Как-то в середине сороковых, лет через десять после того, как я навсегда оставил это место, чтобы отправиться в Мичиган, я оказался поблизости и впервые за долгое время, не без любопытства вспомнив о своих отношениях с этими людьми, испытал сентиментальное желание нанести визит. Свернув с Бродвея, я поднялся по ступенькам, толкнул тяжелую металлическую дверь и удивился, попав в совершенно иную атмосферу.

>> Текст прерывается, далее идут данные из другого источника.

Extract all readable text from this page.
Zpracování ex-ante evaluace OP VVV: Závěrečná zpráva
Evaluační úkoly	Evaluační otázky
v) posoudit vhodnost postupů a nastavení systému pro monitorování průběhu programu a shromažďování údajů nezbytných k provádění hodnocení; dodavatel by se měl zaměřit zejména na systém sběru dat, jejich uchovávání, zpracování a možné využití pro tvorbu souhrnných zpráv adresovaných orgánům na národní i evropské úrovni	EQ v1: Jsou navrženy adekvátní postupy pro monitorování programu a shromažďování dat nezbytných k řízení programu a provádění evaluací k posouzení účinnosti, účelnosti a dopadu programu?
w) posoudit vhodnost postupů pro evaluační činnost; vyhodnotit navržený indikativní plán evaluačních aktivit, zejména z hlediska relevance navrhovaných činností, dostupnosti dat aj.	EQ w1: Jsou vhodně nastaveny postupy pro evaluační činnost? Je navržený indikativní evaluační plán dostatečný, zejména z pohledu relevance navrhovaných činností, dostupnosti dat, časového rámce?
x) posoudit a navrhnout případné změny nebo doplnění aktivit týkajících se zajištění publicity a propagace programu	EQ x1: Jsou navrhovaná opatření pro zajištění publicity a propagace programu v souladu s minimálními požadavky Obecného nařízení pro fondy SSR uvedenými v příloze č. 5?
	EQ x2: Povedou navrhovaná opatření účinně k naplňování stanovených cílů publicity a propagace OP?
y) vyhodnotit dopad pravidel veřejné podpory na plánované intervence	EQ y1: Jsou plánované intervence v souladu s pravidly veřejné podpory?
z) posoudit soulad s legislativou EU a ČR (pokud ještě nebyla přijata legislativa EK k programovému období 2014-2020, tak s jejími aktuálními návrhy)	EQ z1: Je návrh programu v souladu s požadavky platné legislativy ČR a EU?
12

Стойка, отделанная темной клееной фанерой, что свидетельствовало о новых замашках, теперь отделяла заказчика от стеллажей с запчастями, а также от бухгалтерии, которая, должно быть, была где-то в глубине. У стойки стояли двое механиков, ожидая, пока их обслужат, и тут из внутренней двери появился полный блондин и подошел к ним. Это был Хьюи, за десять лет растолстевший и какой-то обрюзгший для своего возраста. На нем были модная рубашка и галстук, а рукава аккуратно засучены выше запястья, как это принято у приказчиков, и, хотя я не видел его башмаков, можно было с уверенностью сказать, что он больше не делает на них прорезей. Забрав упакованные запчасти, механики ушли, а я сделал шаг вперед и поприветствовал его. Он ждал заказа, а я сказал: «Как дела, Хьюи?»
Он не узнал меня, в его глазах проскользнуло недоумение. Я смутился, поскольку пришлось называть себя. Он сделал вид, что занят, и спросил: «Что вы хотите?» – будто все еще ожидал заказа. Пришлось напомнить, что я когда-то работал с ним здесь в течение двух лет. Как и Депрессия, работа в «Чэдик-Деламатер» теперь казалась сном. Он не просто не помнил меня, но, делая вид, что раздражен, не понимал, зачем я явился. Полное отсутствие интереса, желания поговорить повергли меня в состояние шока. Разговор не клеился, и через пару минут я ушел, теперь уже навсегда закрыв за собой стальную дверь. Меня опять преследовал какой-то металлический запах, который я впервые ощутил, когда пришел сюда, а теперь – когда уходил. Он напомнил о судоверфи и фабриках, вызвав прилив сил, ибо говорил об общности созидателей и строителей, но в конце концов человек все-таки всегда кончает так, как и начинает, – в одиночестве.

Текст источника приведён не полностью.